Likewise, Brazil plans to send more than 100,000 students abroad, many at the graduate level, on government scholarships through its new Science Without Borders program. But what of those students who don’t go overseas? How will they get an international experience? said Vahan Agopyan, provost for postgraduate studies at the University of São Paulo. Unlike the United States, where fully a third of doctoral students are foreign-born, most students in Brazil’s graduate programs are Brazilian and plan to pursue their academic careers there.
Despite significant international enrollments, North American universities don’t always do a good job of using the presence of international students and faculty members to globalize their campuses, several speakers said. Foreign graduate students can too easily become “ghettoized” in their academic programs and research, said Graham Carr, vice president for research and graduate studies at Concordia University, in Montreal.
And few American and Canadian students go abroad, either to pursue a degree or for a shorter period during graduate studies. The National Science Foundation recently announced that it was expanding its premier graduate research fellowship to give students the opportunity to spend a year working in a university laboratory in another country. Likewise, Canada’s grant-making councils provide scholarship funds for its students to go overseas, but some of that money goes unused, said Noreen Golfman, dean of graduate studies at Memorial University of Newfoundland.
Part of a Graduate Education
That suggests money alone isn’t the solution, said Ms. Golfman, who argued universities need to convey that acquiring a global perspective is part and parcel of a graduate education. But that message has been undercut as universities have reduced financial support for foreign-language study, consolidated or closed departments, and dropped second-language requirements for doctoral programs in the humanities. Lawrence H. Summers, a former Harvard University president and treasury secretary, recently suggested that American college students don’t need to learn a second language because English has become the lingua franca.
“The North American system discourages competency in more than language,” Ms. Golfman said.
One institution bucking the trend is Concordia, an English-language university in a predominantly French-speaking province, which provides free French courses to all graduate students. The university also has begun to offer small stipends to encourage graduate students to go abroad, Mr. Carr said.
While traditional study-abroad programs, at the undergraduate level, emphasize the benefits of the cultural experience, graduate students need to see additional value in participating, such as the opportunity to do research overseas and expand professional networks, Mr. Carr said. One way to accomplish that, said Patrick S. Osmer, vice provost and graduate dean at Ohio State University, is to encourage faculty members to involve their graduate students in international research projects.

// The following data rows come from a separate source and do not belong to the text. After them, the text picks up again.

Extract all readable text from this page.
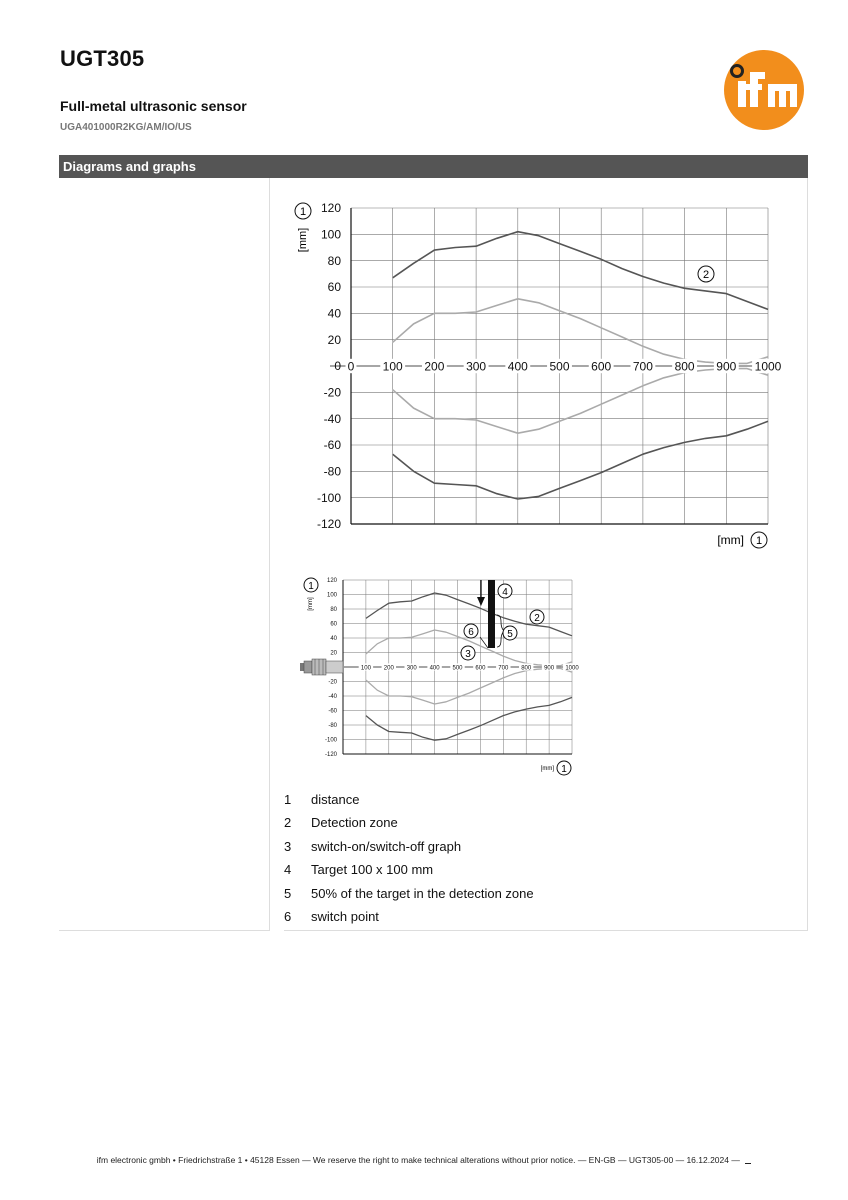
UGT305
Full-metal ultrasonic sensor
UGA401000R2KG/AM/IO/US
Diagrams and graphs
120
100
80
60
40
20
0
-20
-40
-60
-80
-100
-120
0 100 200 300 400 500 600 700 800 900 1000
1
[mm]
[mm] 1
2
120
100
80
60
40
20
-20
-40
-60
-80
-100
-120
100 200 300 400 500 600 700 800 900 1000
1
[mm]
[mm] 1
2
3
4
5
6
1	distance
2	Detection zone
3	switch-on/switch-off graph
4	Target 100 x 100 mm
5	50% of the target in the detection zone
6	switch point
ifm electronic gmbh • Friedrichstraße 1 • 45128 Essen — We reserve the right to make technical alterations without prior notice. — EN-GB — UGT305-00 — 16.12.2024 —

Both Ohio State and the University of Hong Kong are creating new joint- and dual-degree programs with foreign universities to give graduate students a clear path to study in more than one country.

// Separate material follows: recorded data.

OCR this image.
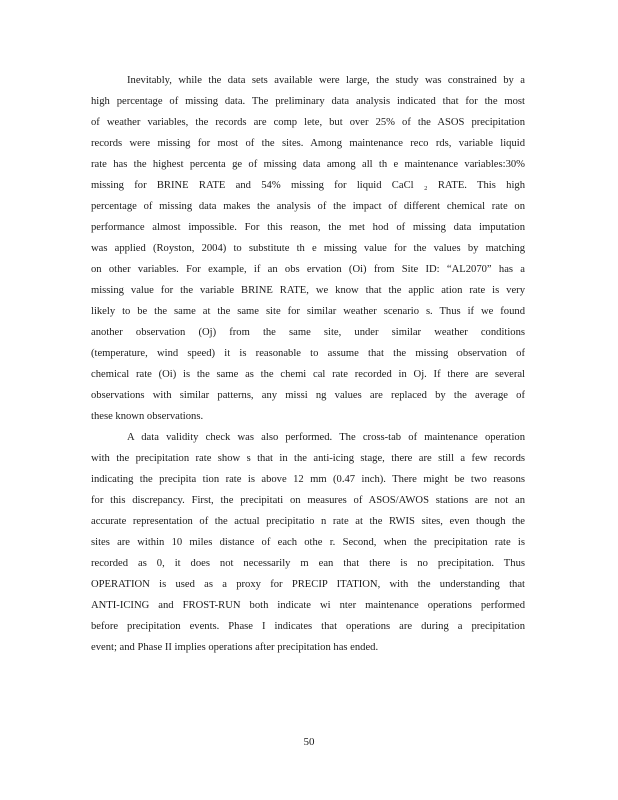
Inevitably, while the data sets available were large, the study was constrained by a
high percentage of missing data. The preliminary data analysis indicated that for the most
of weather variables, the records are comp lete, but over 25% of the ASOS precipitation
records were missing for most of the sites. Among maintenance reco rds, variable liquid
rate has the highest percenta ge of missing data among all th e maintenance variables:30%
missing for BRINE RATE and 54% missing for liquid CaCl ₂ RATE. This high
percentage of missing data makes the analysis of the impact of different chemical rate on
performance almost impossible. For this reason, the met hod of missing data imputation
was applied (Royston, 2004) to substitute th e missing value for the values by matching
on other variables. For example, if an obs ervation (Oi) from Site ID: “AL2070” has a
missing value for the variable BRINE RATE, we know that the applic ation rate is very
likely to be the same at the same site for similar weather scenario s. Thus if we found
another observation (Oj) from the same site, under similar weather conditions
(temperature, wind speed) it is reasonable to assume that the missing observation of
chemical rate (Oi) is the same as the chemi cal rate recorded in Oj. If there are several
observations with similar patterns, any missi ng values are replaced by the average of
these known observations.
A data validity check was also performed. The cross-tab of maintenance operation
with the precipitation rate show s that in the anti-icing stage, there are still a few records
indicating the precipita tion rate is above 12 mm (0.47 inch). There might be two reasons
for this discrepancy. First, the precipitati on measures of ASOS/AWOS stations are not an
accurate representation of the actual precipitatio n rate at the RWIS sites, even though the
sites are within 10 miles distance of each othe r. Second, when the precipitation rate is
recorded as 0, it does not necessarily m ean that there is no precipitation. Thus
OPERATION is used as a proxy for PRECIP ITATION, with the understanding that
ANTI-ICING and FROST-RUN both indicate wi nter maintenance operations performed
before precipitation events. Phase I indicates that operations are during a precipitation
event; and Phase II implies operations after precipitation has ended.
50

Still, impediments remain. Dissimilar academic structures from country to country can make it difficult to create joint programs. Family commitments or cultural constraints may keep women from pursuing doctorates abroad, even as more earn college degrees. Students in shorter master’s-degree programs may not have time to spend part of their studies abroad. And as many universities seek to get students to complete Ph.D. programs more quickly, even some advocates worry that adding a global experience could unduly prolong doctoral studies. (Mr. Carr, however, noted that Concordia graduate students in mathematics who study at three universities as part of an Europe-sponsored Erasmus Mundus program actually earn their degrees more quickly than do their peers.)
For those reasons, graduate-school deans need to find ways to make global learning inherent in all degree programs, Memorial University’s Ms. Golfman said. “We need to think about building global competency into every program, not just make it an add-on.”